With Kkiran’s advice, my technique improved, but only so much. As I continued to work, I became acutely aware of the three pairs of eyes trained on my hands. They were patient, allowing me to finish on my own time, but they watched with baited breath, worried that I might slice my hand instead of the potato. Luckily, I finished the task without catastrophe. With everything sliced and diced, we got to the actual cooking. On the menu for the night: ema datse (the national dish of chillies and cheese) kewa datse (potatoes and cheese), red rice, and a salad of lettuce and tomatoes. Sangeeta, Kkiran, and their mother worked side by side, narrating each step and letting me help wherever I could. When everything was prepared, Sangeeta’s father joined us in the kitchen. He set out two long mats and the kitchen floor became the dining room table. With the dishes set out before us, we filled out plates and dug in. Everything was eaten with the right hand. To eat the soup-like kewa datse, I followed Kkiran’s example: take of clump of rice and dunk it in your bowl. Slurp from the bowl as needed. When I made it to the ema-datse, I felt the same attentive eyes trained on my face. Sangeeta’s mother warned me not to eat too much, it was very spicy. But I loved it. Sure, I had to wipe my nose on my shirt of few times, but what’s a runny nose for the sake of delicious food? When I had my fill, Sangeeta’s family insisited that I eat more. “You’re still hungry,” they asserted. “You didn’t eat enough.” “Mey jou, mey jou,” I replied. “No thank you, I’ve had enough. I promise.”

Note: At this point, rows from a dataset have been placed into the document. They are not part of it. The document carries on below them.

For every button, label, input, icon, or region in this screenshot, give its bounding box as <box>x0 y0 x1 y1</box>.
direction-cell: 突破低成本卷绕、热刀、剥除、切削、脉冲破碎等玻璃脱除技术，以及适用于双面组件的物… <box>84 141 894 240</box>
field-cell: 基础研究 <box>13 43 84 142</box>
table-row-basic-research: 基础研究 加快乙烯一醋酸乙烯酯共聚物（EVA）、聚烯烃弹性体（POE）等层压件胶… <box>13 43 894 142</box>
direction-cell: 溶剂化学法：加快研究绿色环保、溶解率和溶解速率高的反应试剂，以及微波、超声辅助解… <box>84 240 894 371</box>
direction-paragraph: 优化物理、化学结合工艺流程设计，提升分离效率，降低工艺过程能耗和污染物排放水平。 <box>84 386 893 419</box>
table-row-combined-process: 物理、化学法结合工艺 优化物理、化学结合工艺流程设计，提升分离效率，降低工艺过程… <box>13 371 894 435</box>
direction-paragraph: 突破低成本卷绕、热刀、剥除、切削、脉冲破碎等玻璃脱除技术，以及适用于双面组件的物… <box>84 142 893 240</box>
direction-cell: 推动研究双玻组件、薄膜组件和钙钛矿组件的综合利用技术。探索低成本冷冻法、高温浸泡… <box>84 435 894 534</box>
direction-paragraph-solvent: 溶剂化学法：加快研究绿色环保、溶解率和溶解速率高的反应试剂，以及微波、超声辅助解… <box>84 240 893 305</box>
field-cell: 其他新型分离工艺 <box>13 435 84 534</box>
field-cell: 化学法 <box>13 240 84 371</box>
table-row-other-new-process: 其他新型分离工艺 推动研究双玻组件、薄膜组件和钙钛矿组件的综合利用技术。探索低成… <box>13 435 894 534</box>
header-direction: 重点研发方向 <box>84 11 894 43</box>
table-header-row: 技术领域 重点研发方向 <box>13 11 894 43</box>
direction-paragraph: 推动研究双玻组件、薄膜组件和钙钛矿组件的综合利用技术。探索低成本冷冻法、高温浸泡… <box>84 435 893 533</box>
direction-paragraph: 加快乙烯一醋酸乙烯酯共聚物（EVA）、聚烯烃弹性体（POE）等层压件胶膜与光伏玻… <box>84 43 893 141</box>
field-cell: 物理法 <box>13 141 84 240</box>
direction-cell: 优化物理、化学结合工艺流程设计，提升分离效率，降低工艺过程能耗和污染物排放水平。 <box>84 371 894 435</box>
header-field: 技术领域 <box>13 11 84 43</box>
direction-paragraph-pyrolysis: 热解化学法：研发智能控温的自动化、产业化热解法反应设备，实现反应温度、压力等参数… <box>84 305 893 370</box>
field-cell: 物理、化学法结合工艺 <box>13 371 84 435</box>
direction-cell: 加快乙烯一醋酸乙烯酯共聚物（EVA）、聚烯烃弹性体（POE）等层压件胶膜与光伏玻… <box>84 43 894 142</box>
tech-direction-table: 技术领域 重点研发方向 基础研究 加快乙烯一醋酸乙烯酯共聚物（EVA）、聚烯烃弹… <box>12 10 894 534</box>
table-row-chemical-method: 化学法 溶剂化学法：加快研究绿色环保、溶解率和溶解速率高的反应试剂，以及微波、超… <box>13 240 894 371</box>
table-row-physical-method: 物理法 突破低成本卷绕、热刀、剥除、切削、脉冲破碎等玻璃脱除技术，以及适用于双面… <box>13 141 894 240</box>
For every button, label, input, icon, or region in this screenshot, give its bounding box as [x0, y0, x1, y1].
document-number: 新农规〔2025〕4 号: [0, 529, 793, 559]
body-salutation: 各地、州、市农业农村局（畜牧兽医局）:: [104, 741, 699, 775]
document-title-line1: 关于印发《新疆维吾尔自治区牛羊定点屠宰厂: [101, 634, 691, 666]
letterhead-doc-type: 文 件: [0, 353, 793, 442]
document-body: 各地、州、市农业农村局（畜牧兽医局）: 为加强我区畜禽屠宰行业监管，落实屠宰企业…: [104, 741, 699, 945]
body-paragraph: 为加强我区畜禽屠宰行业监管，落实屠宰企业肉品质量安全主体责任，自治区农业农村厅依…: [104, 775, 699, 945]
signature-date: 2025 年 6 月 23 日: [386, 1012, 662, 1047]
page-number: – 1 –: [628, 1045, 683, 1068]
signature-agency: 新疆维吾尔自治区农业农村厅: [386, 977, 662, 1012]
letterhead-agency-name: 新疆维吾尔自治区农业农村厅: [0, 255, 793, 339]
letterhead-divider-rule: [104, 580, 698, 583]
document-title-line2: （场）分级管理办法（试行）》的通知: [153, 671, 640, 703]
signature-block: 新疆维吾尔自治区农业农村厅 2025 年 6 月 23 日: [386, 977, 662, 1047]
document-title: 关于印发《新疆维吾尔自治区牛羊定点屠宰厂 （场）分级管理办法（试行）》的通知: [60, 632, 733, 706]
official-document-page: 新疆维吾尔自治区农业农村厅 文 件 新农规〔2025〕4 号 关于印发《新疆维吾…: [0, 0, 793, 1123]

In the morning, after drinking a cup of hot water, we turned to making breakfast. This time though, Sangeeta’s father took the reigns; buckwheat pancakes were his domain. To go with the pancakes, we made the ever-versatile ema datse. At Kkiran’s insistence, I led this part of the cooking venture, putting into practice what I had learned the night before. As we covered the pot of chillies and cheese for its last few minutes of cooking, Kkiran turned to me, “Now you know how to cook Bhutanese food. Back home, you can cook it for your friends.”
I can’t say I’ve cooked for my friends yet—partly because I’m not sure they can handle all those chillies—but I will. And when I do, hopefully we’ll eat with our hands, using the floor as our dining room table.